In an Archimedian Field $F$, there is a positive rational element $r$ such that $r < z$ for any $ z>0$ in $F$ . Is this statement true?

Attempt: An archimedian field $F$ is an ordered field in which $\forall z \in F,~~ \exists ~n\in N$ such that $n-z>0 ~~i.e.~ n-z \in P$ where $P$ is a positive class in $F$.

Since, $z>0 \implies z \in P$. Hence, by a known result, we have a natural number $n$ such that $0< \dfrac {1}{n} <z$.

Hence, clearly the positive rational number $r <z$ is $\dfrac {1}{n}$ here.

Then, why does Bartle say that this statement is in general false?

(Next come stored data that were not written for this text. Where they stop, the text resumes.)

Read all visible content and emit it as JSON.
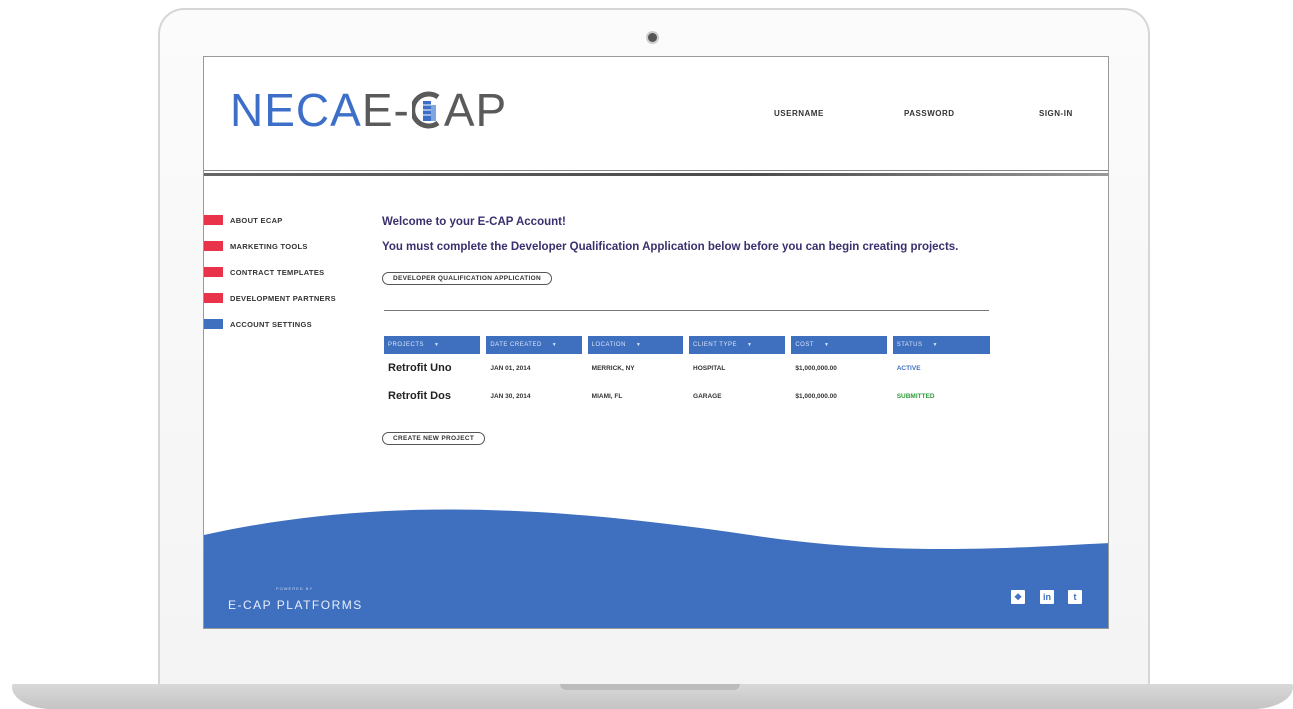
{
  "header": {
    "logo": {
      "part1": "NECA",
      "part2a": "E-",
      "part2b": "AP"
    },
    "nav": {
      "username": "USERNAME",
      "password": "PASSWORD",
      "signin": "SIGN-IN"
    }
  },
  "sidebar": {
    "items": [
      {
        "label": "ABOUT ECAP",
        "color": "#e8334a"
      },
      {
        "label": "MARKETING TOOLS",
        "color": "#e8334a"
      },
      {
        "label": "CONTRACT TEMPLATES",
        "color": "#e8334a"
      },
      {
        "label": "DEVELOPMENT PARTNERS",
        "color": "#e8334a"
      },
      {
        "label": "ACCOUNT SETTINGS",
        "color": "#3f70c0"
      }
    ]
  },
  "main": {
    "welcome": "Welcome to your E-CAP Account!",
    "notice": "You must complete the Developer Qualification Application below before you can begin creating projects.",
    "qualification_button": "DEVELOPER QUALIFICATION APPLICATION",
    "create_button": "CREATE NEW PROJECT"
  },
  "table": {
    "columns": [
      "PROJECTS",
      "DATE CREATED",
      "LOCATION",
      "CLIENT TYPE",
      "COST",
      "STATUS"
    ],
    "sort_glyph": "▼",
    "rows": [
      {
        "project": "Retrofit Uno",
        "date": "JAN 01, 2014",
        "location": "MERRICK, NY",
        "client_type": "HOSPITAL",
        "cost": "$1,000,000.00",
        "status": "ACTIVE",
        "status_color": "#3f70c0"
      },
      {
        "project": "Retrofit Dos",
        "date": "JAN 30, 2014",
        "location": "MIAMI, FL",
        "client_type": "GARAGE",
        "cost": "$1,000,000.00",
        "status": "SUBMITTED",
        "status_color": "#2e9a3a"
      }
    ]
  },
  "footer": {
    "powered_by": "POWERED BY",
    "brand": "E-CAP PLATFORMS",
    "social": [
      {
        "icon": "dropbox-icon",
        "glyph": "❖"
      },
      {
        "icon": "linkedin-icon",
        "glyph": "in"
      },
      {
        "icon": "twitter-icon",
        "glyph": "t"
      }
    ]
  },
  "colors": {
    "accent_blue": "#3f70c0",
    "menu_red": "#e8334a",
    "heading": "#3b2f6e"
  }
}
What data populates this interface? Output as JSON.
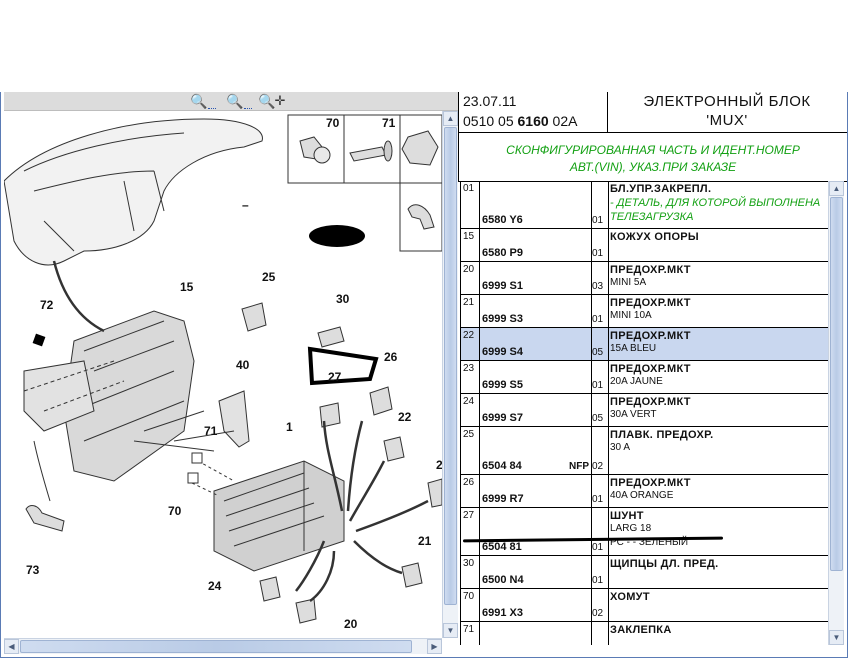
{
  "toolbar": {
    "zoom_in_icon": "zoom-in-icon",
    "zoom_out_icon": "zoom-out-icon",
    "zoom_pan_icon": "zoom-pan-icon"
  },
  "diagram": {
    "callouts": [
      "70",
      "71",
      "15",
      "25",
      "72",
      "30",
      "40",
      "26",
      "27",
      "22",
      "1",
      "71",
      "70",
      "2",
      "73",
      "21",
      "24",
      "20"
    ],
    "inset_dash": "–"
  },
  "header": {
    "date": "23.07.11",
    "ref_prefix": "0510 05",
    "ref_bold": "6160",
    "ref_suffix": "02A",
    "title_line1": "ЭЛЕКТРОННЫЙ БЛОК",
    "title_line2": "'MUX'"
  },
  "note": {
    "line1": "СКОНФИГУРИРОВАННАЯ ЧАСТЬ И ИДЕНТ.НОМЕР",
    "line2": "АВТ.(VIN), УКАЗ.ПРИ ЗАКАЗЕ"
  },
  "rows": [
    {
      "pos": "01",
      "code": "6580 Y6",
      "nfp": "",
      "qty": "01",
      "desc": "БЛ.УПР.ЗАКРЕПЛ.",
      "note1": "- ДЕТАЛЬ, ДЛЯ КОТОРОЙ ВЫПОЛНЕНА ТЕЛЕЗАГРУЗКА",
      "note2": "",
      "selected": false
    },
    {
      "pos": "15",
      "code": "6580 P9",
      "nfp": "",
      "qty": "01",
      "desc": "КОЖУХ ОПОРЫ",
      "note1": "",
      "note2": "",
      "selected": false
    },
    {
      "pos": "20",
      "code": "6999 S1",
      "nfp": "",
      "qty": "03",
      "desc": "ПРЕДОХР.МКТ",
      "note1": "MINI 5A",
      "note2": "",
      "selected": false
    },
    {
      "pos": "21",
      "code": "6999 S3",
      "nfp": "",
      "qty": "01",
      "desc": "ПРЕДОХР.МКТ",
      "note1": "MINI 10A",
      "note2": "",
      "selected": false
    },
    {
      "pos": "22",
      "code": "6999 S4",
      "nfp": "",
      "qty": "05",
      "desc": "ПРЕДОХР.МКТ",
      "note1": "15A BLEU",
      "note2": "",
      "selected": true
    },
    {
      "pos": "23",
      "code": "6999 S5",
      "nfp": "",
      "qty": "01",
      "desc": "ПРЕДОХР.МКТ",
      "note1": "20A JAUNE",
      "note2": "",
      "selected": false
    },
    {
      "pos": "24",
      "code": "6999 S7",
      "nfp": "",
      "qty": "05",
      "desc": "ПРЕДОХР.МКТ",
      "note1": "30A VERT",
      "note2": "",
      "selected": false
    },
    {
      "pos": "25",
      "code": "6504 84",
      "nfp": "NFP",
      "qty": "02",
      "desc": "ПЛАВК. ПРЕДОХР.",
      "note1": "30 A",
      "note2": "",
      "selected": false
    },
    {
      "pos": "26",
      "code": "6999 R7",
      "nfp": "",
      "qty": "01",
      "desc": "ПРЕДОХР.МКТ",
      "note1": "40A ORANGE",
      "note2": "",
      "selected": false
    },
    {
      "pos": "27",
      "code": "6504 81",
      "nfp": "",
      "qty": "01",
      "desc": "ШУНТ",
      "note1": "LARG 18",
      "note2": "PC - - ЗЕЛЕНЫЙ",
      "selected": false
    },
    {
      "pos": "30",
      "code": "6500 N4",
      "nfp": "",
      "qty": "01",
      "desc": "ЩИПЦЫ ДЛ. ПРЕД.",
      "note1": "",
      "note2": "",
      "selected": false
    },
    {
      "pos": "70",
      "code": "6991 X3",
      "nfp": "",
      "qty": "02",
      "desc": "ХОМУТ",
      "note1": "",
      "note2": "",
      "selected": false
    },
    {
      "pos": "71",
      "code": "",
      "nfp": "",
      "qty": "",
      "desc": "ЗАКЛЕПКА",
      "note1": "",
      "note2": "",
      "selected": false
    }
  ],
  "colors": {
    "accent_green": "#12a012",
    "selection": "#c9d7ef",
    "frame": "#5a7bb5"
  }
}
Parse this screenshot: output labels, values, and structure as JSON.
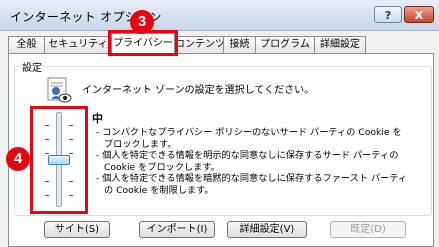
{
  "window": {
    "title": "インターネット オプション",
    "help_label": "?",
    "close_label": "X"
  },
  "tabs": [
    {
      "label": "全般",
      "active": false
    },
    {
      "label": "セキュリティ",
      "active": false
    },
    {
      "label": "プライバシー",
      "active": true
    },
    {
      "label": "コンテンツ",
      "active": false
    },
    {
      "label": "接続",
      "active": false
    },
    {
      "label": "プログラム",
      "active": false
    },
    {
      "label": "詳細設定",
      "active": false
    }
  ],
  "settings": {
    "group_label": "設定",
    "instruction": "インターネット ゾーンの設定を選択してください。",
    "level": "中",
    "level_position": 0.5,
    "descriptions": [
      "- コンパクトなプライバシー ポリシーのないサード パーティの Cookie をブロックします。",
      "- 個人を特定できる情報を明示的な同意なしに保存するサード パーティの Cookie をブロックします。",
      "- 個人を特定できる情報を暗黙的な同意なしに保存するファースト パーティの Cookie を制限します。"
    ]
  },
  "buttons": {
    "sites": "サイト(S)",
    "import": "インポート(I)",
    "advanced": "詳細設定(V)",
    "default": "既定(D)"
  },
  "callouts": {
    "tab_number": "3",
    "slider_number": "4"
  },
  "colors": {
    "highlight": "#e30613"
  }
}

Edit: Let $F$ be an archimedian field, then , if $z>0~~\exists n\in \mathbb N$ such that $0< \dfrac {1}{n} <z$

Proof: if $z>0$, then $1/z >0$. Hence, there exists a natural number $n$ such that $n >\dfrac {1}{z} \implies n- \dfrac {1}{z} >0 \implies \dfrac {nz-1}{z} >0$

$\implies z (\dfrac {nz-1}{z}) >0$

$ \implies nz-1>0$

$ \implies n^{-1} (nz-1) >0$ (As $n \in P)$

$\implies (z-\dfrac {1}{n})>0$ or $z>\dfrac {1}{n}>0$

Thank you for your help.

Answer 1

The proof looks good. You might just use that if $a>b$ and $c>0$ then $ac>bc$, rather than doing all that algebra. (If you don't have this result, it is easy to prove as a lemma.) Then you'd have:

$$n>\frac{1}{z}\implies nz>1\implies z>\frac{1}{n}$$

Where we first use $c=z>0$ then use $c=\frac{1}{n}>0$.

Without further context from the book, it is hard to know what Bartle means, but perhaps he means that the statement:

$$\forall z>0\,\exists r\in\mathbb Q\,( 0<r<z)$$

is true, but:

$$\exists r\in\mathbb Q\,\forall z>0\,( 0<r<z)$$

is false.